How to find a count of a word within a file

bd_joy · May 2, 2008, 2:51pm

Hello,
I'm looking for a wait to count the number of occurrences of a certain string of characters within a file. The file that I trying to parce has segments within the file that have a header and footer to each segment and I'm trying to do a count of the header string and compare it to a count of the footer string to verify the integrity of the file.

Example file:
HEADER misc text and numeric values FOOTER HEADER more misc info FOOTER HEADER etc etc FOOTER

There are no carriage returns within the file, and it's about 50 to 60MB text file so the process needs to be somewhat efficient as a short processing timeframe is required.

I've done several searches and tried using wc, tr, and sort is a variety of different ways but I'm no closer to finding a solution. I'm a novice to the use of utilities like sed or awk, but ideas using them are welcome.
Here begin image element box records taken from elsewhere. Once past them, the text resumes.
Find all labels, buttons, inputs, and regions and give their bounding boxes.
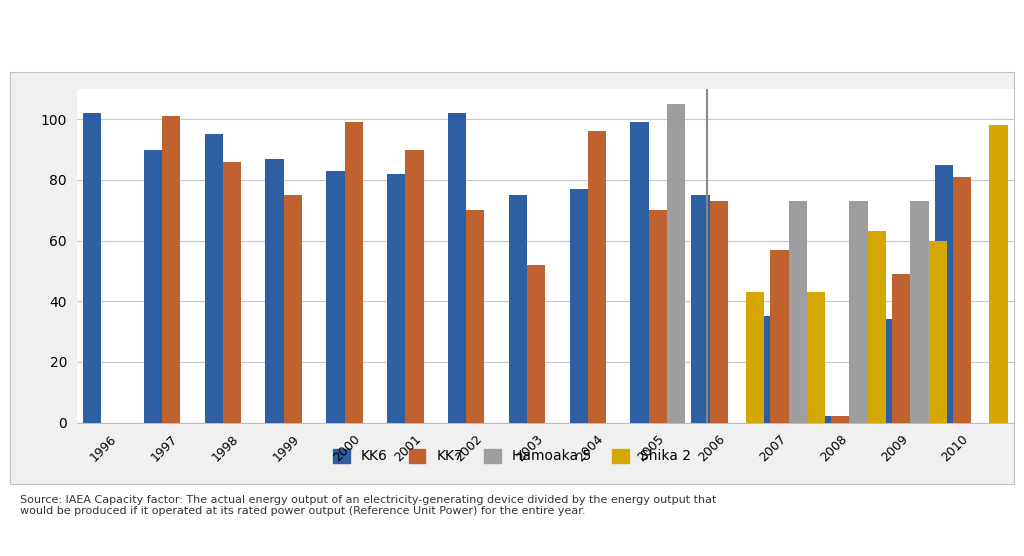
Bar [892, 274, 910, 423]
Bar [143, 150, 162, 423]
Bar [631, 122, 649, 423]
Bar [691, 195, 710, 423]
Bar [929, 241, 947, 423]
Legend: KK6, KK7, Hamoaka 5, Shika 2: KK6, KK7, Hamoaka 5, Shika 2 [328, 443, 696, 469]
Bar [527, 265, 546, 423]
Bar [447, 113, 466, 423]
Bar [649, 210, 667, 423]
Bar [753, 316, 770, 423]
Bar [569, 189, 588, 423]
Bar [813, 416, 831, 423]
Bar [710, 201, 728, 423]
Text: ABWR OPERATION: CAPACITY FACTORS: ABWR OPERATION: CAPACITY FACTORS [12, 30, 437, 49]
Bar [83, 113, 101, 423]
Bar [223, 162, 241, 423]
Bar [327, 171, 344, 423]
Bar [910, 201, 929, 423]
Bar [387, 174, 406, 423]
Bar [989, 125, 1008, 423]
Bar [953, 177, 971, 423]
Bar [205, 135, 223, 423]
Bar [867, 231, 886, 423]
Bar [935, 165, 953, 423]
Bar [344, 122, 362, 423]
Bar [509, 195, 527, 423]
Bar [588, 131, 606, 423]
Bar [807, 292, 825, 423]
Bar [873, 320, 892, 423]
Bar [162, 116, 180, 423]
Bar [746, 292, 764, 423]
Text: Source: IAEA Capacity factor: The actual energy output of an electricity-generat: Source: IAEA Capacity factor: The actual… [20, 495, 717, 516]
Bar [284, 195, 302, 423]
Bar [667, 104, 685, 423]
Bar [850, 201, 867, 423]
Bar [788, 201, 807, 423]
Bar [406, 150, 424, 423]
Bar [265, 158, 284, 423]
Bar [770, 250, 788, 423]
Bar [466, 210, 484, 423]
Bar [831, 416, 850, 423]
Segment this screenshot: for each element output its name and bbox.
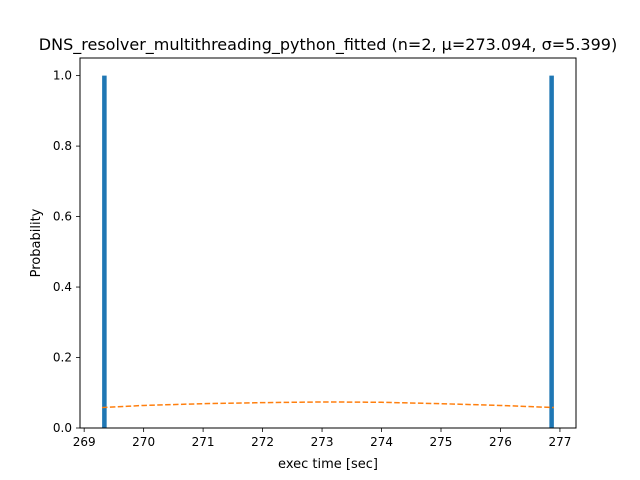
y-tick-label: 0.2 bbox=[53, 351, 72, 365]
x-tick-label: 277 bbox=[548, 435, 571, 449]
y-axis: 0.0 0.2 0.4 0.6 0.8 1.0 bbox=[53, 69, 80, 435]
histogram-bar bbox=[549, 75, 554, 428]
y-tick-label: 0.6 bbox=[53, 210, 72, 224]
x-tick-label: 275 bbox=[430, 435, 453, 449]
y-tick-label: 0.0 bbox=[53, 421, 72, 435]
y-tick-label: 0.4 bbox=[53, 280, 72, 294]
fitted-distribution-line bbox=[101, 401, 555, 409]
y-tick-label: 1.0 bbox=[53, 69, 72, 83]
x-tick-label: 273 bbox=[311, 435, 334, 449]
y-axis-label: Probability bbox=[29, 208, 44, 277]
histogram-bar bbox=[102, 75, 107, 428]
x-tick-label: 271 bbox=[192, 435, 215, 449]
x-tick-label: 274 bbox=[370, 435, 393, 449]
x-axis-label: exec time [sec] bbox=[278, 457, 378, 472]
plot-area bbox=[101, 75, 555, 428]
x-tick-label: 276 bbox=[489, 435, 512, 449]
x-tick-label: 270 bbox=[132, 435, 155, 449]
x-axis: 269 270 271 272 273 274 275 276 277 bbox=[73, 428, 571, 449]
chart-title: DNS_resolver_multithreading_python_fitte… bbox=[39, 35, 617, 55]
plot-frame bbox=[79, 57, 577, 429]
x-tick-label: 269 bbox=[73, 435, 96, 449]
x-tick-label: 272 bbox=[251, 435, 274, 449]
y-tick-label: 0.8 bbox=[53, 139, 72, 153]
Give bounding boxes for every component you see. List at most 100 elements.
Other general info: I use ksh on AIX 5.3. Thanks for any help!

Franklin52 · May 2, 2008, 3:28pm

You can try something like this, it prints the numbers of the words HEADER and FOOTER:

awk 'BEGIN{RS=" "}/HEADER/{h++}/FOOTER/{f++}END{print h, f}' file

Regards

bd_joy · May 2, 2008, 3:37pm

Thanks for the reply! I'll test any post the results.

in2nix4life · May 2, 2008, 4:17pm

Here's another way:

#!/bin/ksh
str1=`cat file.txt | tr ' ' '\n' | grep "HEADER" | wc -l | sed 's/^[ \s]//'`
str2=`cat file.txt | tr ' ' '\n' | grep "FOOTER" | wc -l | sed 's/^[ \s]//'`

print "$str1 instances of 'HEADER' found!"
print "$str2 instances of 'FOOTER' found!"

exit 0

Hope this helps.

vgersh99 · May 2, 2008, 6:43pm

$ echo 'HEADER misc text and numeric values FOOTER HEADER more misc info FOOTER HEADER etc etc FOOTER' | nawk -F'(HEADER)|(FOOTER)' '{print "header+footer-> " NF-1}'
header+footer-> 6

If header/footer come in 'pairs', the odd number would constitute the misconfiguration.

DrZoidberg · July 14, 2008, 8:54am

I've got a follow up bump to add to this. I need to count the number of rows that start with the number 10. I can't count the instances because 10 often appears in the rows as well.

I'd be very grateful for some help on this.

joeyg · July 14, 2008, 9:06am

cat file1 | grep "^10 " | wc -l

will return number of lines that begin with a 10 (and not 100)

DrZoidberg · July 14, 2008, 9:17am

Its returning: 0

The list looks like this -the private personal data I've removed.

101149025 551105931219941213P1
101159450 481231331219941218P1
101306874 651101521319950620P1

So, it should be working shouldn't it?

joeyg · July 14, 2008, 9:24am

cat file1 | grep "^10" | wc -l

without the extra space after the 10 -- from your original description, I thought you meant a 10 and then a space.

DrZoidberg · July 14, 2008, 9:29am

Thanks, Joeyg. That did it. Thanks for taking your time to help. I'm such a Unix idiot.